Awake in the Dark, Roger Ebert
University of Chicago Press, 2006, 476 pages, $18.00 tp, ISBN 978-0-226-18201-8
A few months ago, I concluded my review of Roger Ebert’s bad-movies-reviews compendium Your Movie Sucks by promising that I would follow up with a book about his great movies. Hence Awake in the Dark: The Best of Roger Ebert, a retrospective collection bringing together forty years of interviews, reviews and opinion pieces about cinema. If nothing else, this collection shows the depth of material available from someone who’s been writing about movies for such a long time. Even devoting large sections of the book to specific material (such as reprinting his “best movie of the year” reviews), there are enough treats here to surprise and delight.
The introduction sets the tone, as Ebert describes his first experiences with cinema, and early adventures in the newspaper trade. A number of interviews follow, most of them from the earlier part of Ebert’s career when he spent more time doing feature pieces. (An explanation for that is found later in the book, in discussing the stranglehold that press agents now have on serious film journalism.) Then it’s off to a selection of Ebert’s favourite movies of every year, from 1967’s Bonnie and Clyde to 2005’s Crash.
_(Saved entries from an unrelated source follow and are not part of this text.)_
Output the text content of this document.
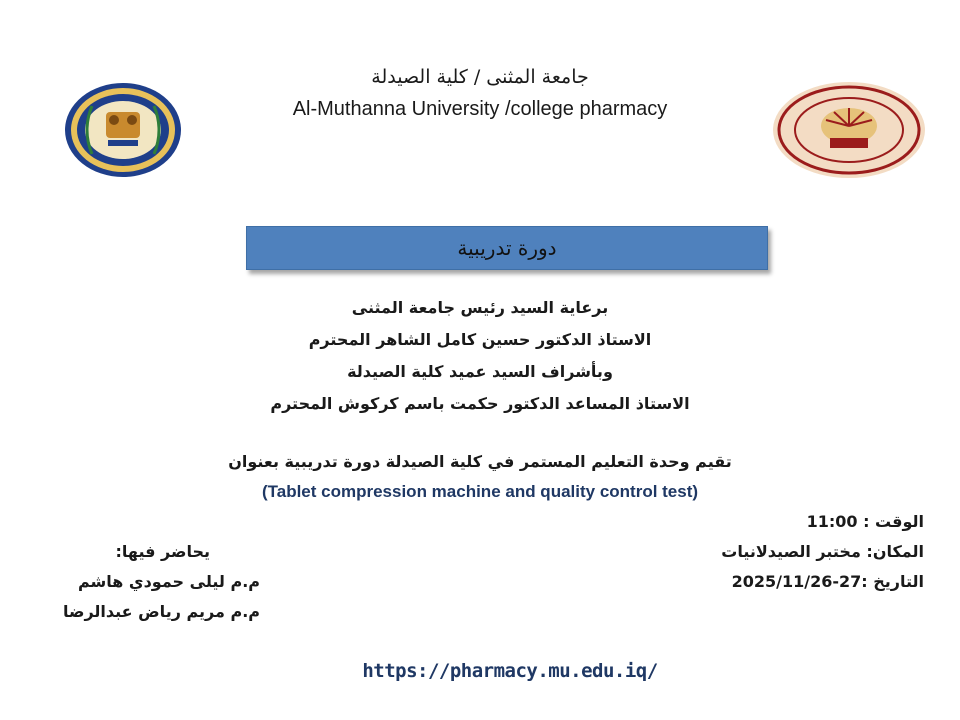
جامعة المثنى / كلية الصيدلة
Al-Muthanna University /college pharmacy
دورة تدريبية
برعاية السيد رئيس جامعة المثنى
الاستاذ الدكتور حسين كامل الشاهر المحترم
وبأشراف السيد عميد كلية الصيدلة
الاستاذ المساعد الدكتور حكمت باسم كركوش المحترم
تقيم وحدة التعليم المستمر في كلية الصيدلة دورة تدريبية بعنوان
(Tablet compression machine and quality control test)
الوقت : 11:00
المكان: مختبر الصيدلانيات
التاريخ :27-2025/11/26
يحاضر فيها:
م.م ليلى حمودي هاشم
م.م مريم رياض عبدالرضا
https://pharmacy.mu.edu.iq/
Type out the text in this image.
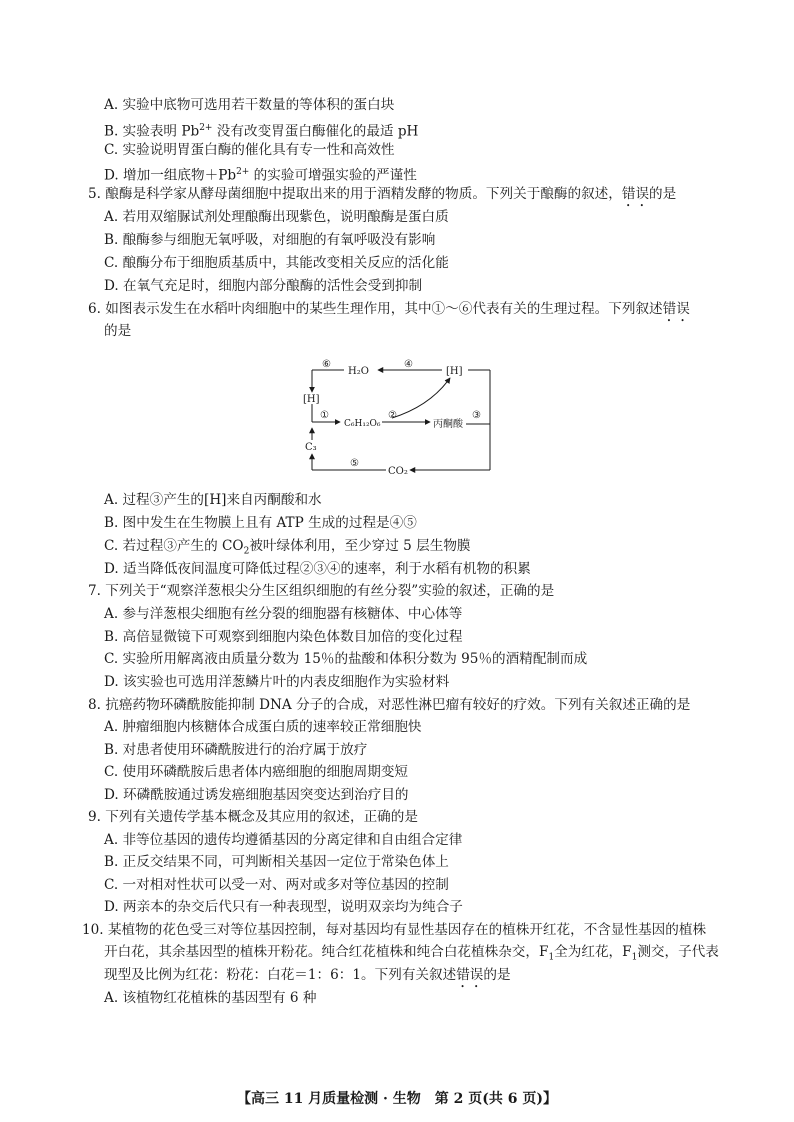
A. 实验中底物可选用若干数量的等体积的蛋白块
B. 实验表明 $Pb^{2+}$ 没有改变胃蛋白酶催化的最适 pH
C. 实验说明胃蛋白酶的催化具有专一性和高效性
D. 增加一组底物$+Pb^{2+}$ 的实验可增强实验的严谨性
5. 酿酶是科学家从酵母菌细胞中提取出来的用于酒精发酵的物质。下列关于酿酶的叙述，错误的是
A. 若用双缩脲试剂处理酿酶出现紫色，说明酿酶是蛋白质
B. 酿酶参与细胞无氧呼吸，对细胞的有氧呼吸没有影响
C. 酿酶分布于细胞质基质中，其能改变相关反应的活化能
D. 在氧气充足时，细胞内部分酿酶的活性会受到抑制
6. 如图表示发生在水稻叶肉细胞中的某些生理作用，其中①～⑥代表有关的生理过程。下列叙述错误
的是
H₂O	[H]
[H]
C₆H₁₂O₆	丙酮酸
C₃
CO₂
①	②	③
④
⑤
⑥
A. 过程③产生的[H]来自丙酮酸和水
B. 图中发生在生物膜上且有 ATP 生成的过程是④⑤
C. 若过程③产生的 $CO_2$被叶绿体利用，至少穿过 5 层生物膜
D. 适当降低夜间温度可降低过程②③④的速率，利于水稻有机物的积累
7. 下列关于“观察洋葱根尖分生区组织细胞的有丝分裂”实验的叙述，正确的是
A. 参与洋葱根尖细胞有丝分裂的细胞器有核糖体、中心体等
B. 高倍显微镜下可观察到细胞内染色体数目加倍的变化过程
C. 实验所用解离液由质量分数为 15％的盐酸和体积分数为 95％的酒精配制而成
D. 该实验也可选用洋葱鳞片叶的内表皮细胞作为实验材料
8. 抗癌药物环磷酰胺能抑制 DNA 分子的合成，对恶性淋巴瘤有较好的疗效。下列有关叙述正确的是
A. 肿瘤细胞内核糖体合成蛋白质的速率较正常细胞快
B. 对患者使用环磷酰胺进行的治疗属于放疗
C. 使用环磷酰胺后患者体内癌细胞的细胞周期变短
D. 环磷酰胺通过诱发癌细胞基因突变达到治疗目的
9. 下列有关遗传学基本概念及其应用的叙述，正确的是
A. 非等位基因的遗传均遵循基因的分离定律和自由组合定律
B. 正反交结果不同，可判断相关基因一定位于常染色体上
C. 一对相对性状可以受一对、两对或多对等位基因的控制
D. 两亲本的杂交后代只有一种表现型，说明双亲均为纯合子
10. 某植物的花色受三对等位基因控制，每对基因均有显性基因存在的植株开红花，不含显性基因的植株
开白花，其余基因型的植株开粉花。纯合红花植株和纯合白花植株杂交，$F_1$全为红花，$F_1$测交，子代表
现型及比例为红花：粉花：白花＝1：6：1。下列有关叙述错误的是
A. 该植物红花植株的基因型有 6 种
【高三 11 月质量检测 · 生物　第 2 页(共 6 页)】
I skimmed over the next two sections, about foreign films and documentaries, and didn’t read everything in the overlooked and underrated films segment –but the following “Essays and think pieces” are all interesting, and present a sampling of issues that have infuriated Ebert over the years: the inequality of black actors, colorization of black-and-white films, the lack of a truly-adult film rating in the United States (with consequent infantilization of American cinema), and the appeal of celluloid over digital projection. The last section, “on film criticism” features a virtual symposium between critics Richard Corliss, Andrews Sarris and Ebert on the future of film criticism. The coda of the book discusses the early stages of Ebert’s cancer that would eventually rob him of his voice and give him a new one as a top-notch online writer.
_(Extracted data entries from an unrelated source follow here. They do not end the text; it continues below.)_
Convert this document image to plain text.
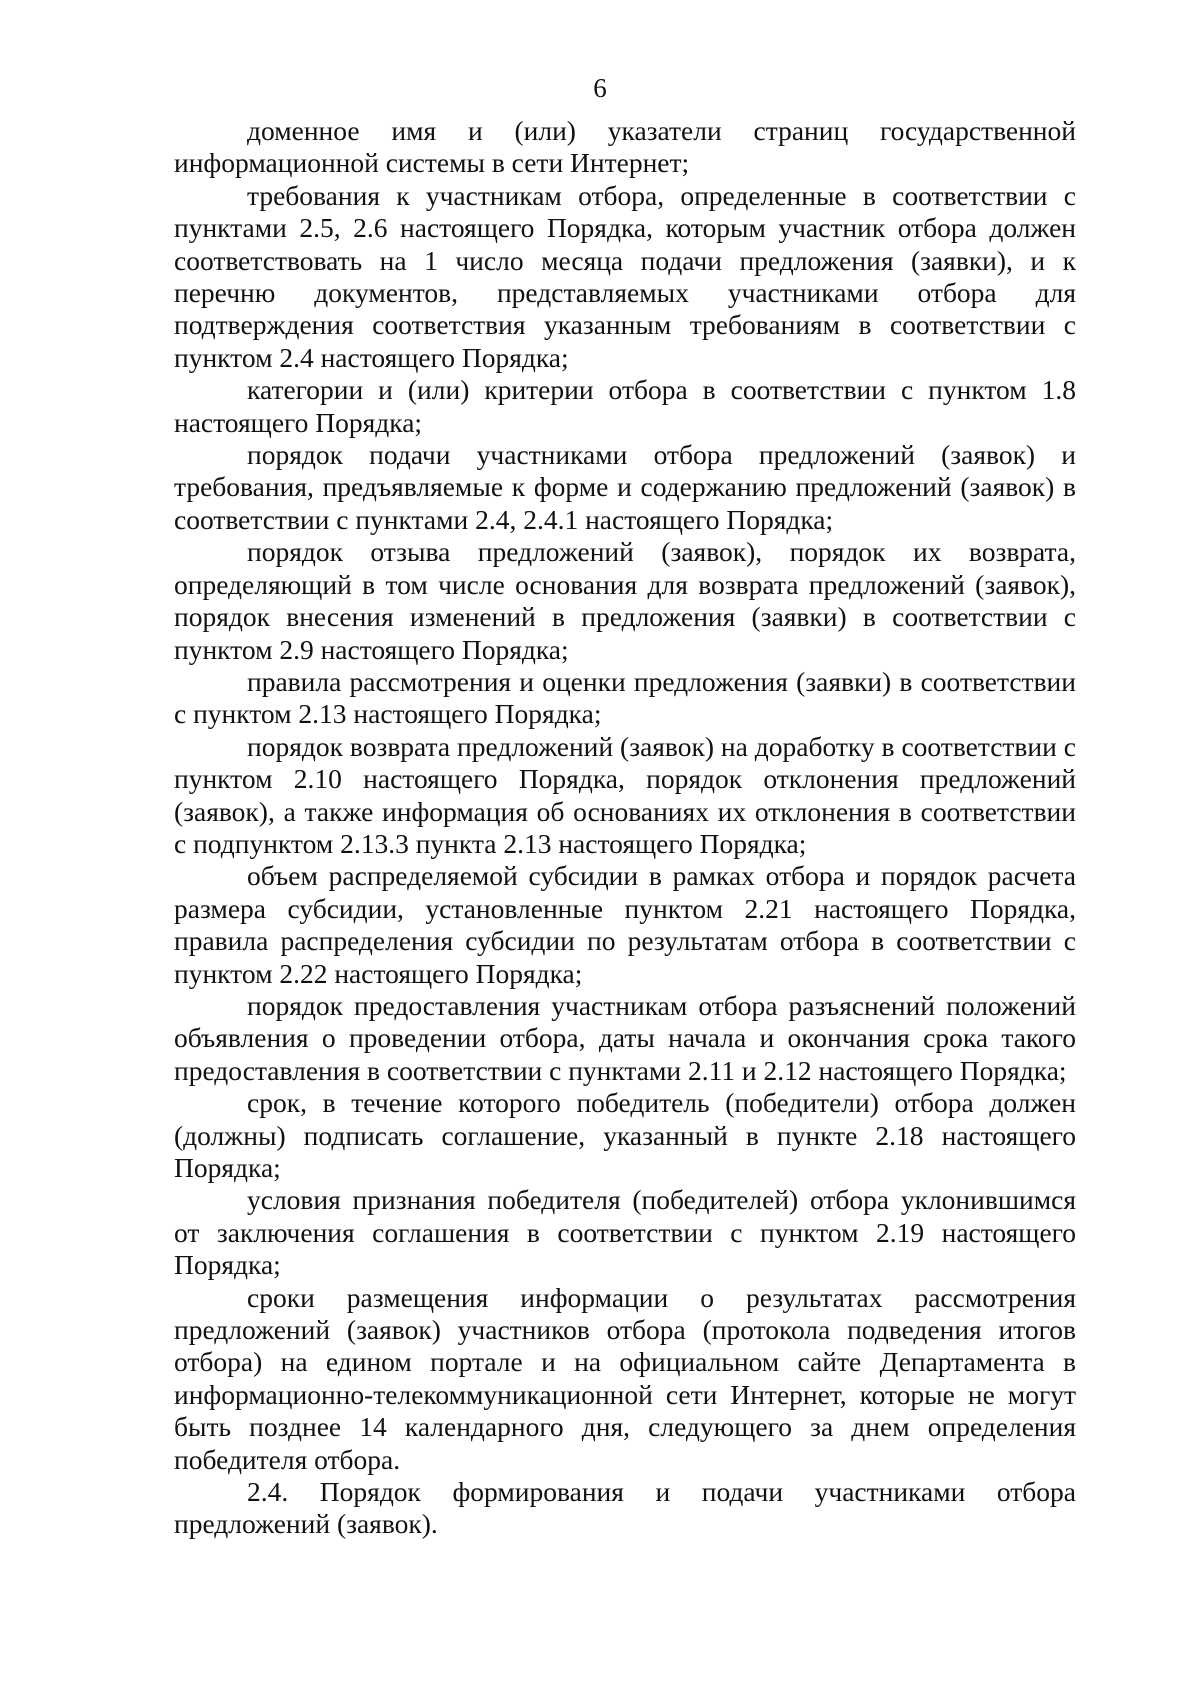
6

доменное имя и (или) указатели страниц государственной информационной системы в сети Интернет;

требования к участникам отбора, определенные в соответствии с пунктами 2.5, 2.6 настоящего Порядка, которым участник отбора должен соответствовать на 1 число месяца подачи предложения (заявки), и к перечню документов, представляемых участниками отбора для подтверждения соответствия указанным требованиям в соответствии с пунктом 2.4 настоящего Порядка;

категории и (или) критерии отбора в соответствии с пунктом 1.8 настоящего Порядка;

порядок подачи участниками отбора предложений (заявок) и требования, предъявляемые к форме и содержанию предложений (заявок) в соответствии с пунктами 2.4, 2.4.1 настоящего Порядка;

порядок отзыва предложений (заявок), порядок их возврата, определяющий в том числе основания для возврата предложений (заявок), порядок внесения изменений в предложения (заявки) в соответствии с пунктом 2.9 настоящего Порядка;

правила рассмотрения и оценки предложения (заявки) в соответствии с пунктом 2.13 настоящего Порядка;

порядок возврата предложений (заявок) на доработку в соответствии с пунктом 2.10 настоящего Порядка, порядок отклонения предложений (заявок), а также информация об основаниях их отклонения в соответствии с подпунктом 2.13.3 пункта 2.13 настоящего Порядка;

объем распределяемой субсидии в рамках отбора и порядок расчета размера субсидии, установленные пунктом 2.21 настоящего Порядка, правила распределения субсидии по результатам отбора в соответствии с пунктом 2.22 настоящего Порядка;

порядок предоставления участникам отбора разъяснений положений объявления о проведении отбора, даты начала и окончания срока такого предоставления в соответствии с пунктами 2.11 и 2.12 настоящего Порядка;

срок, в течение которого победитель (победители) отбора должен (должны) подписать соглашение, указанный в пункте 2.18 настоящего Порядка;

условия признания победителя (победителей) отбора уклонившимся от заключения соглашения в соответствии с пунктом 2.19 настоящего Порядка;

сроки размещения информации о результатах рассмотрения предложений (заявок) участников отбора (протокола подведения итогов отбора) на едином портале и на официальном сайте Департамента в информационно-телекоммуникационной сети Интернет, которые не могут быть позднее 14 календарного дня, следующего за днем определения победителя отбора.

2.4. Порядок формирования и подачи участниками отбора предложений (заявок).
It’s not exactly useful to rate the book on whether you agree with Ebert: I certainly don’t, especially when he starts feeling nostalgic about the quality of celluloid films over new digital projection technologies. And I just have to browse the list of his “films of the year” to start rolling my eyes at some choices. (Crash? Ergh.) But the true mark of Ebert’s value as a professional writer is how pleasant to read his pieces remain even when they present disagreeable viewpoints. It helps that despite decades of experience reviewing films, Ebert still sees them with the eyes of an ordinary filmgoer: It’s not difficult to understand why he still likes the movies, why some of them work better than others, and how much he wants every film to be successful. Reading a selection of the films he loves is reading about a fulfilled Ebert –quite a different experience than reading one angry pan after another in Your Movie Sucks.
Trying to fit a forty-year career between two covers is a tough assignment, but the editors responsible for selecting the pieces in Awake in the Dark have done a good job, and while this won’t be the final word on Ebert for a while (especially given the astonishing quality of his current online writing), it’s about as good a career retrospective could be as of 2006. There’s a lot of fine reading in there –although, since much of the book is made of short reviews or essays, Awake in the Dark is best read in small chunks spread over a long period of time.
For movie lovers, film reviewers, Ebert fans and anyone interested in critical cinema commentary, Awake in the Dark is an eloquent achievement: An entire life spent watching films, glimpsed throughout hundreds of short essays. It may not be as bitterly amusing as reading six years of awful movie reviews, but it’s far more interesting –and it shows Ebert at his best while discussing the best.